Dietrich Bonhoeffer, Adolf Hitler, and the Judgment of God
Dietrich Bonhoeffer, a German pastor and theologian most known for his book The Cost of Discipleship and his involvement in the plot to assassinate Nazi dictator Adolf Hitler, suffered a great deal at the hands of the Nazis, including his eventual execution. In the summer of 1937, just as the Gestapo was arresting Bonhoeffer's friends, the pastor preached about God's judgment in Psalm 58 — but he didn't say what a modern American might expect.
"The wicked are perverse from the womb; liars go astray from their birth. ... O God, break their teeth in their mouths; pull the fangs of the young lions, O LORD. Let them vanish like water that runs off; let the arrows they aim break in two. ... The righteous will be glad when they see the vengeance; they will bathe their feet in the blood of the wicked. And they will say, 'Surely, there is a reward for the righteous, surely, there is a God who rules in the earth'" (Psalm 58:3, 6-7, 10-11).
So how did Bonhoeffer, a Christian who lost his life trying to assassinate Hitler, apply this verse to his own life? Did he rail against Hitler's evil? Not exactly. (For the full letter, read Meditating on the Word, a compilation of Bonhoeffer's works compiled and translated by David McI. Gracie.)

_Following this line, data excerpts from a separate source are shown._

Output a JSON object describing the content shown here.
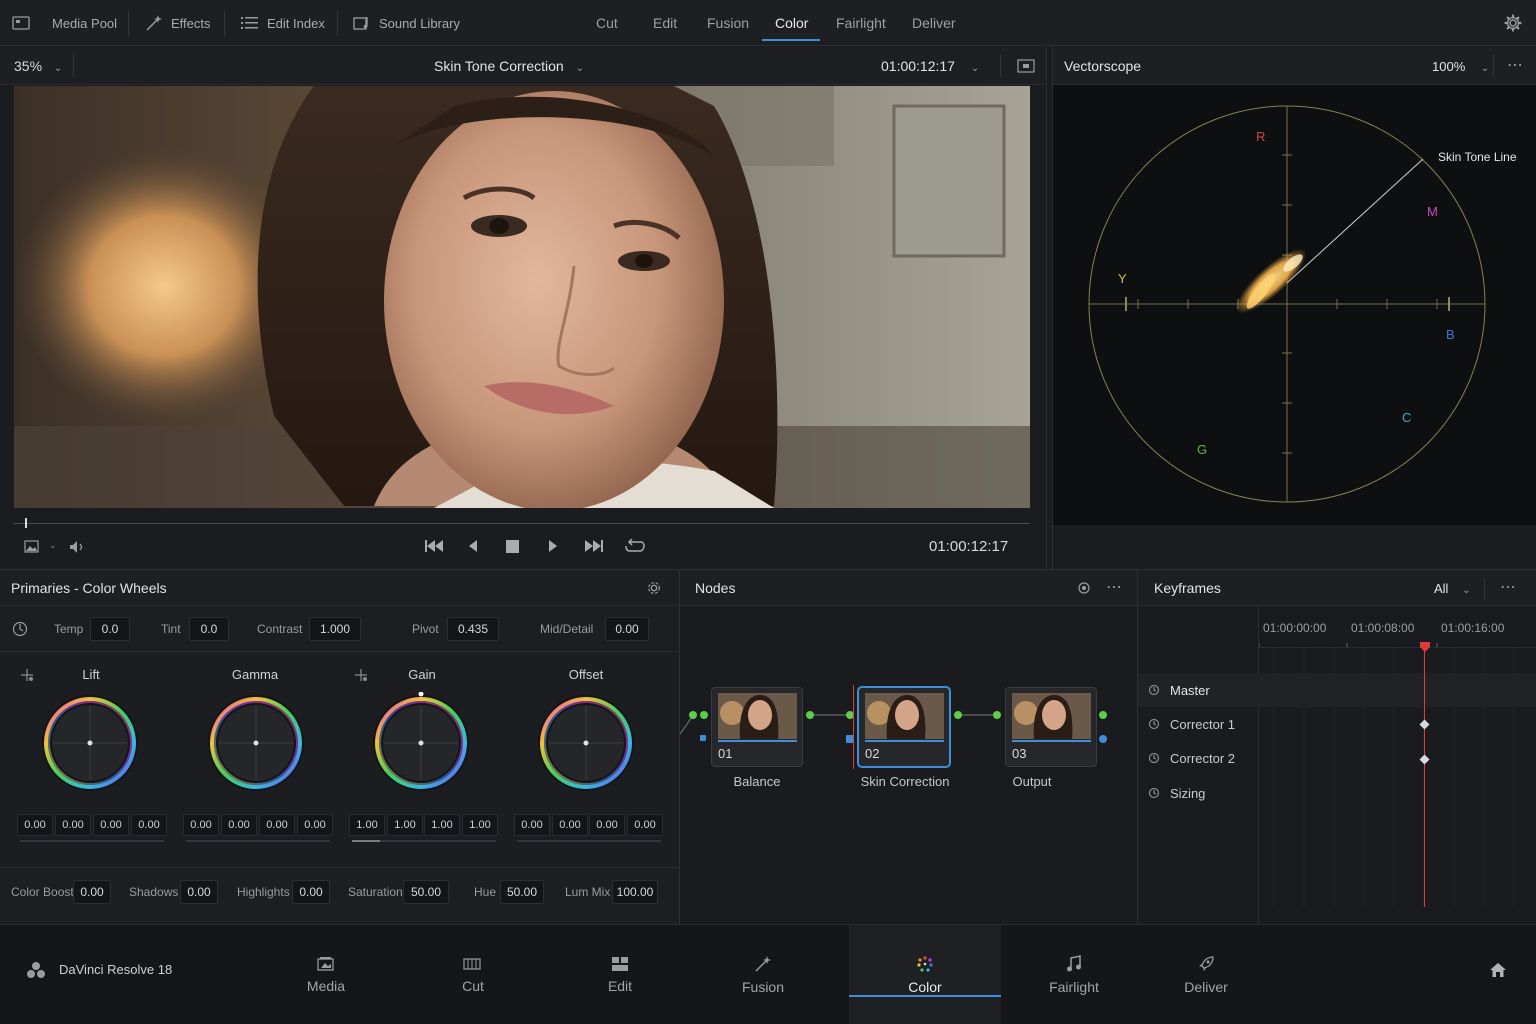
{
  "topbar": {
    "media_pool": "Media Pool",
    "effects": "Effects",
    "edit_index": "Edit Index",
    "sound_library": "Sound Library",
    "pages": [
      "Cut",
      "Edit",
      "Fusion",
      "Color",
      "Fairlight",
      "Deliver"
    ],
    "active_page": "Color"
  },
  "viewer": {
    "zoom": "35%",
    "clip_name": "Skin Tone Correction",
    "timecode_top": "01:00:12:17",
    "timecode_bottom": "01:00:12:17"
  },
  "vectorscope": {
    "title": "Vectorscope",
    "zoom": "100%",
    "skin_tone_label": "Skin Tone Line",
    "targets": {
      "r": "R",
      "m": "M",
      "b": "B",
      "c": "C",
      "g": "G",
      "y": "Y"
    }
  },
  "primaries": {
    "title": "Primaries - Color Wheels",
    "params": {
      "temp_label": "Temp",
      "temp_value": "0.0",
      "tint_label": "Tint",
      "tint_value": "0.0",
      "contrast_label": "Contrast",
      "contrast_value": "1.000",
      "pivot_label": "Pivot",
      "pivot_value": "0.435",
      "middetail_label": "Mid/Detail",
      "middetail_value": "0.00"
    },
    "wheels": [
      {
        "name": "Lift",
        "values": [
          "0.00",
          "0.00",
          "0.00",
          "0.00"
        ]
      },
      {
        "name": "Gamma",
        "values": [
          "0.00",
          "0.00",
          "0.00",
          "0.00"
        ]
      },
      {
        "name": "Gain",
        "values": [
          "1.00",
          "1.00",
          "1.00",
          "1.00"
        ]
      },
      {
        "name": "Offset",
        "values": [
          "0.00",
          "0.00",
          "0.00",
          "0.00"
        ]
      }
    ],
    "footer": {
      "color_boost_label": "Color Boost",
      "color_boost_value": "0.00",
      "shadows_label": "Shadows",
      "shadows_value": "0.00",
      "highlights_label": "Highlights",
      "highlights_value": "0.00",
      "saturation_label": "Saturation",
      "saturation_value": "50.00",
      "hue_label": "Hue",
      "hue_value": "50.00",
      "lummix_label": "Lum Mix",
      "lummix_value": "100.00"
    }
  },
  "nodes": {
    "title": "Nodes",
    "items": [
      {
        "num": "01",
        "label": "Balance"
      },
      {
        "num": "02",
        "label": "Skin Correction"
      },
      {
        "num": "03",
        "label": "Output"
      }
    ],
    "selected": "02"
  },
  "keyframes": {
    "title": "Keyframes",
    "filter": "All",
    "times": [
      "01:00:00:00",
      "01:00:08:00",
      "01:00:16:00"
    ],
    "tracks": [
      "Master",
      "Corrector 1",
      "Corrector 2",
      "Sizing"
    ]
  },
  "bottombar": {
    "app_name": "DaVinci Resolve 18",
    "tabs": [
      "Media",
      "Cut",
      "Edit",
      "Fusion",
      "Color",
      "Fairlight",
      "Deliver"
    ],
    "active_tab": "Color"
  },
  "colors": {
    "accent": "#3e8fd8",
    "playhead": "#e03a3a",
    "scope_trace": "#e8b04a",
    "connector_green": "#5ccf4a"
  }
}
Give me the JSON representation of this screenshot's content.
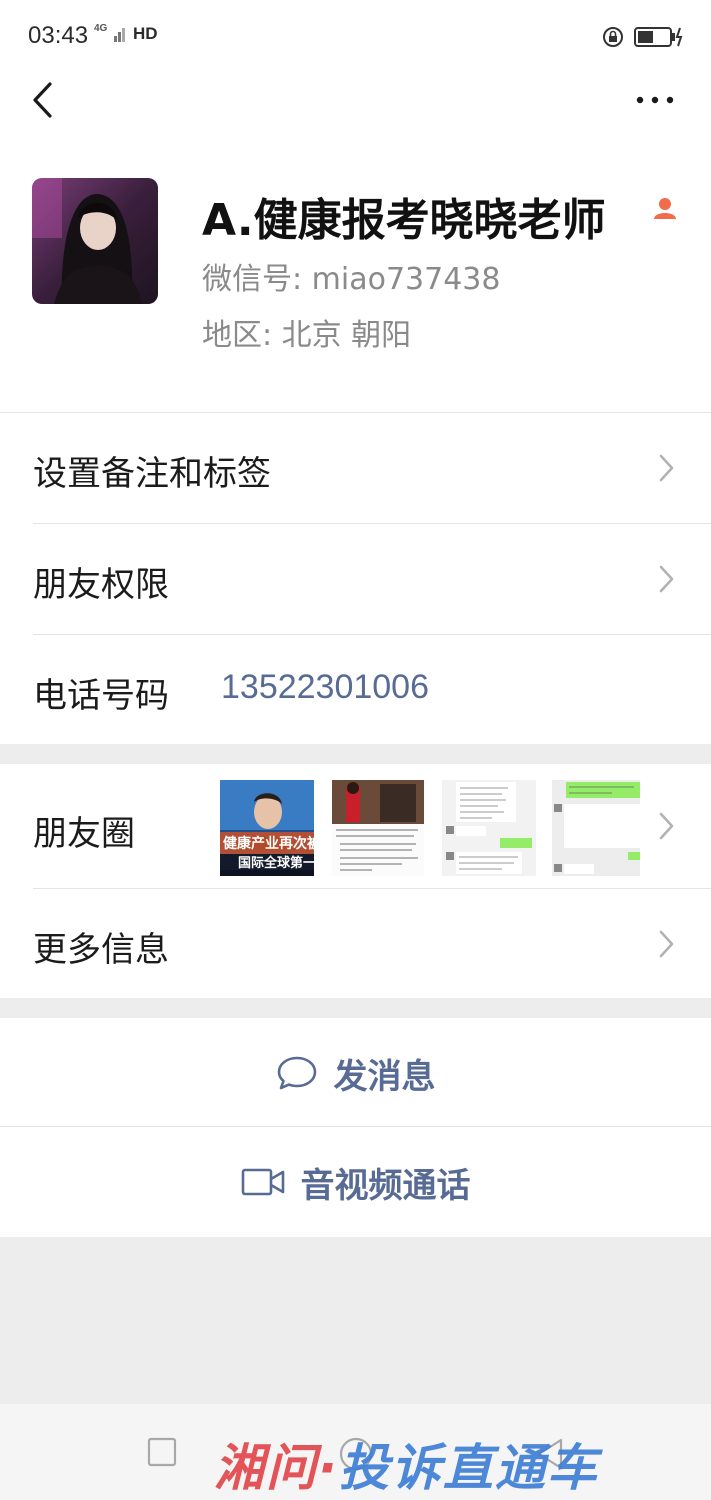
{
  "status_bar": {
    "time": "03:43",
    "signal": "4G",
    "hd": "HD"
  },
  "profile": {
    "name": "A.健康报考晓晓老师",
    "wechat_id": "微信号: miao737438",
    "region": "地区: 北京  朝阳"
  },
  "rows": {
    "remark_label": "设置备注和标签",
    "permissions_label": "朋友权限",
    "phone_label": "电话号码",
    "phone_value": "13522301006",
    "moments_label": "朋友圈",
    "more_info_label": "更多信息"
  },
  "moments_thumbs": [
    {
      "caption_line1": "健康产业再次被",
      "caption_line2": "国际全球第一"
    },
    {
      "caption_line1": "",
      "caption_line2": ""
    },
    {
      "caption_line1": "",
      "caption_line2": ""
    },
    {
      "caption_line1": "",
      "caption_line2": ""
    }
  ],
  "actions": {
    "send_message": "发消息",
    "av_call": "音视频通话"
  },
  "watermark": {
    "part1": "湘问·",
    "part2": "投诉直通车"
  },
  "colors": {
    "link_blue": "#576b95",
    "badge_orange": "#f06c4b",
    "page_bg": "#ededed"
  }
}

"Is this fearful psalm of vengeance to be our prayer? May we pray in this way? Certainly not! We bear much guilt of our own for the action of any enemies who cause us suffering," Bonhoeffer declared in a sermon on July 11, 1937.
This message is powerful, given what had happened to Bonhoeffer in the months — and even days — before. In January 1936, he lost his grandmother — who defied a Nazi boycott of Jews by shoving through brownshirts to buy strawberries from a Jew. Throughout 1937, the Gestapo carried out interrogations, house searches, confiscations, and arrests against Bonhoeffer's seminary students. Ten days before this sermon, they arrested his friend and fellow pastor Martin Niemöller (the man famous for the "first they came for the Jews ..." poem).
"Even in these times of distress for the church, we must confess that God himself has raised his hand in wrath against us, in order to visit our sins upon us: our spiritual indolence, our open or hidden disobedience, our great lack of discipline in daily living under his Word," the pastor declared.
Bonhoeffer added, "How then should we, who are guilty ourselves and deserving of God's wrath, call down God's vengeance upon our enemies? Will not this vengeance much more strike us? No, we cannot pray this psalm. Not because we are too good for it (what a superficial idea, what colossal pride!), but because we are too sinful, too evil for it!"